“It’s too expensive.” Republicans have uttered this refrain time and again to reject nearly every proposal aimed at addressing climate change. It’s what drove the U.S. rejection of global climate deals in the 1990s and essentially the only context in which the Trump campaign brings up climate change today.
But few Americans are buying it, a new poll shows. Nearly half of Americans think addressing climate change will help the economy while only 29% believe that climate policy will cause harm, according to a new report by researchers at Stanford University, Resources for the Future (RFF) and ReconMR. “It’s just an argument that doesn’t work,” says report author Jon Krosnick, a Stanford social psychologist professor who studies political behavior of the argument that climate policy hurts jobs. “The argument has never convinced even a majority of Republicans.”
The report—shared exclusively with TIME—relies on a survey of 999 American adults between May and August and shows broad U.S. support for a range of climate policies. Significant majorities support tax incentives, carbon pricing and regulations as means to reduce emissions. More than 80% of Americans believe the U.S. should offer tax incentives for utilities that make power with renewable energy; more than 80% support key U.S. commitments under the Paris Agreement; and nearly two-thirds support a requirement for all cars to get at least 55 miles per gallon by 2025. “It’s not like 52-48, or that kind of thing,” says Krosnick. “There are clear leanings.”

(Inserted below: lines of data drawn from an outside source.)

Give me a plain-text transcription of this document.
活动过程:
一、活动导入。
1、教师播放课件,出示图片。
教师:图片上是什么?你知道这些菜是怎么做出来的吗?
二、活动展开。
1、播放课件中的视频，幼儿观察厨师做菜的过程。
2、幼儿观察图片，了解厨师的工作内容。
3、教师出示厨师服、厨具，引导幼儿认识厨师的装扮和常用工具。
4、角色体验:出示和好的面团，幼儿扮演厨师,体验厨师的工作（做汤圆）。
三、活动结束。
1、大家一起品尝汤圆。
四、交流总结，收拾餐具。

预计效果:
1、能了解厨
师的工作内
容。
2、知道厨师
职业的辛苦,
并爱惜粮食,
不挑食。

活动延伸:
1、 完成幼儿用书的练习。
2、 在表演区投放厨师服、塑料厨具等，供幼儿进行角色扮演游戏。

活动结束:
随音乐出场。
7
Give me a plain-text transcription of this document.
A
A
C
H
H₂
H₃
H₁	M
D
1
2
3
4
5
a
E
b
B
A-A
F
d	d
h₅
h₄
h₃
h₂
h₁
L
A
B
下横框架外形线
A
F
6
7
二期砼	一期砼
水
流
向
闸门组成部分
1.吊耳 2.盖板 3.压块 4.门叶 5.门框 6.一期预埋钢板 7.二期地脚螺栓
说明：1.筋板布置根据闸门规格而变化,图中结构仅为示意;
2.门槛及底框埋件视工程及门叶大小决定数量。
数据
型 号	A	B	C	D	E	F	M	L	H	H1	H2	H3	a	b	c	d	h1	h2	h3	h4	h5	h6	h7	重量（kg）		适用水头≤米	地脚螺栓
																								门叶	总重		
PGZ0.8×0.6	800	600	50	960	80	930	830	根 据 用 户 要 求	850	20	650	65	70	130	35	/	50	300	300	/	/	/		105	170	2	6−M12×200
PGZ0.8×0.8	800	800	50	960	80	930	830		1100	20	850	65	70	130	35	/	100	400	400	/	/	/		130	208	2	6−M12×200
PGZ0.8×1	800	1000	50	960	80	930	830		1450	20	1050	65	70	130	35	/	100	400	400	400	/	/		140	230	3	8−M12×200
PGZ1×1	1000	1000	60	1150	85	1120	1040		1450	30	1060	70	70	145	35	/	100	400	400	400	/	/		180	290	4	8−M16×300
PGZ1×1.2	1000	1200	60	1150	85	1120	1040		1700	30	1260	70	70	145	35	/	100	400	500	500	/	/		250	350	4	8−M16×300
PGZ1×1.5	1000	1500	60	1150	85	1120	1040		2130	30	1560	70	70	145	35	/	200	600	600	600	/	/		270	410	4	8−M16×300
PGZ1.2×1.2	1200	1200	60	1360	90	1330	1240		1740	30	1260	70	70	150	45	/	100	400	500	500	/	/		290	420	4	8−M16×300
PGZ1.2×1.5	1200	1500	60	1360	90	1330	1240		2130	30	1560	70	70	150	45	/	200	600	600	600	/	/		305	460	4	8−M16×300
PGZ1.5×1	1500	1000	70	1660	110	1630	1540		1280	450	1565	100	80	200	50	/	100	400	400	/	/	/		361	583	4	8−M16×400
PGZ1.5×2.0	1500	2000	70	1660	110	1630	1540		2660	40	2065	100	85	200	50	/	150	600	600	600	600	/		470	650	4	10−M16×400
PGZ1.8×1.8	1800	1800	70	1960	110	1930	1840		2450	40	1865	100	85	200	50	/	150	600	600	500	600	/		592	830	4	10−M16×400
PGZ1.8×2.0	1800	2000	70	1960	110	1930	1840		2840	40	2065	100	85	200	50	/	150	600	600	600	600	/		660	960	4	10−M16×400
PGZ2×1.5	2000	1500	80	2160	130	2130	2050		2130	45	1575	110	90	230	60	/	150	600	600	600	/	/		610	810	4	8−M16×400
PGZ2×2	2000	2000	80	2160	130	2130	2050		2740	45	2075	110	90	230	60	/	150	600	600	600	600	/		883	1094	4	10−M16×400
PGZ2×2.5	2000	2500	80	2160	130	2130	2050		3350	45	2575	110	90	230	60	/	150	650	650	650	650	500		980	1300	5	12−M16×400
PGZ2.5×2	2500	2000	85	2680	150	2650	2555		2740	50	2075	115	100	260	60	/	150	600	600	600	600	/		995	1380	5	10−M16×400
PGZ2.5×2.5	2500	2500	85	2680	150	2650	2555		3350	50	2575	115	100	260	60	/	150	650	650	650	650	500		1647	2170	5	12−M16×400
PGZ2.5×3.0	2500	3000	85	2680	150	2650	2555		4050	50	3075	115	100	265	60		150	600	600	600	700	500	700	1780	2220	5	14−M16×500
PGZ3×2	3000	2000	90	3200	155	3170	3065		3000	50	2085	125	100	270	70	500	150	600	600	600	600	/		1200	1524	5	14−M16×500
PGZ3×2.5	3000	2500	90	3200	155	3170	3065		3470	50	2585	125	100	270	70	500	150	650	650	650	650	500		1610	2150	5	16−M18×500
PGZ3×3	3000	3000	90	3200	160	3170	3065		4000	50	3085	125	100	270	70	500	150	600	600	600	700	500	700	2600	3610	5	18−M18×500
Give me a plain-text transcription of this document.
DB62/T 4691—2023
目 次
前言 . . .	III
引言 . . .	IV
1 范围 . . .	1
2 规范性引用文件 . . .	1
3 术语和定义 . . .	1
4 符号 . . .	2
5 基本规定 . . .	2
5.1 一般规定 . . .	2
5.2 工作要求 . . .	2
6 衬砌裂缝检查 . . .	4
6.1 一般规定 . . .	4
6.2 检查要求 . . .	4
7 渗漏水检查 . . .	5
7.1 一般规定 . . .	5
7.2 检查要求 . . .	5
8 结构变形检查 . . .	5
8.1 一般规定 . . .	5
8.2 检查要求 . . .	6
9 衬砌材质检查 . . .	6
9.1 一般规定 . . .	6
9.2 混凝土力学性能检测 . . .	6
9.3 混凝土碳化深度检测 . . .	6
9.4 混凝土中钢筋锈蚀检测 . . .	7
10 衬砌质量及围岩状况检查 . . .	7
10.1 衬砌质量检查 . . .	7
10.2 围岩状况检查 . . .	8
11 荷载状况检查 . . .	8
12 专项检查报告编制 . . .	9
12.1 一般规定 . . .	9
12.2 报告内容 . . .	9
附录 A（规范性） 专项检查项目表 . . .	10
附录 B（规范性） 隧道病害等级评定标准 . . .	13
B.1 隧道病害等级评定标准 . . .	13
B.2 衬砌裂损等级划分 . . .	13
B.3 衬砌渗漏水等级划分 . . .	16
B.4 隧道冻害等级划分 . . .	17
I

The research speaks to a fault line that has come to define rhetoric around climate policy over the past decade. Barack Obama ran for president in 2008 promising a climate policy that would create “millions of new jobs.” Republicans fought his climate measures throughout his presidency, with some denying the science of climate change and others saying it would be too expensive.
That debate hit a fever pitch in recent years as Americans have grown increasingly aware of and concerned about the science of climate change. Republicans have changed their tactics as a result, increasingly arguing that mitigation efforts are too expensive.
Before the coronavirus pandemic hit the U.S., climate change was poised to be a central topic on the campaign trail. And, while COVID-19 may have eclipsed climate change in the headlines, polls have shown that voters remain concerned. Data from RFF, Stanford and ReconMR shows that 81% of Americans believe that Earth’s temperature has increased over the last 100 years—an uptick over recent years.
Former Vice President Biden has sought to campaign on this concern, proposing a suite of policies that he says would eliminate the U.S. carbon footprint by 2050 while creating millions of jobs. “When Donald Trump thinks about climate change he thinks: ‘hoax,’” Biden said during a Sept. 14 speech. “I think: ‘jobs.’ Good-paying, union jobs that put Americans to work building a stronger, more climate resilient nation.” Many leading economists and others who study climate policy have called for such measures to boost economic growth and reduce emissions.
Meanwhile, Trump has railed against the proposed Green New Deal and accused Biden of supporting climate policies that the Democratic nominee has not in fact endorsed—like abolishing the U.S. production of fossil fuels. “Millions of jobs will be lost, and energy prices will soar,” he said at the Republican National Convention. However, most climate scientists and economists agree that leaving climate change unchecked will create a wide range of environmental and social harms that will significantly hinder the global economy.
Even though this approach lacks broad appeal, the Trump’s campaign strategy could still activate select voters in influential pockets of the country. Voters in western Pennsylvania who depend on revenue from fracking, for instance, may be concerned about losing their jobs if the oil and gas industry suffers under new climate policy. Some voters—particularly rural Americans who drive long distances and spend a larger share of their income on energy than their urban counterparts—might waiver at the prospect of increased energy costs.
Still, the report finds that U.S. concern on climate is driven less by personal economic concerns and more by broader societal interests. Concern that climate change will significantly harm future generations better predicted support for action on climate change than respondent concern that it would harm them personally. “It’s not about the pocketbook,” says Krosnick.
The report is the third in a series from RFF and Stanford released ahead of the election to look at American behavior and climate change. A previous report showed that the percentage of Americans who care passionately about climate change and personally prioritize it has risen dramatically in recent years, from 13% in 2015 to 25% in 2020. The second report found that three quarters of Americans believe they have seen the effects of climate change and 80% say they support more stringent building codes to adapt to the effects of climate change.
The survey is the latest in a string of polling that shows sustained interest and concerned in climate change in the U.S. An NPR/PBS NewsHour/Marist poll released Sept. 19 showed climate change as the top concern for Democratic voters and trailing coronavirus and the economy overall. A June poll from Pew Research Center found that nearly two-thirds of Americans want more aggressive action from the federal government on climate change.
All of this suggests that public opinion will be eager for new climate policy should Democrats win control of the White House and Congress in November. But public opinion is just the start.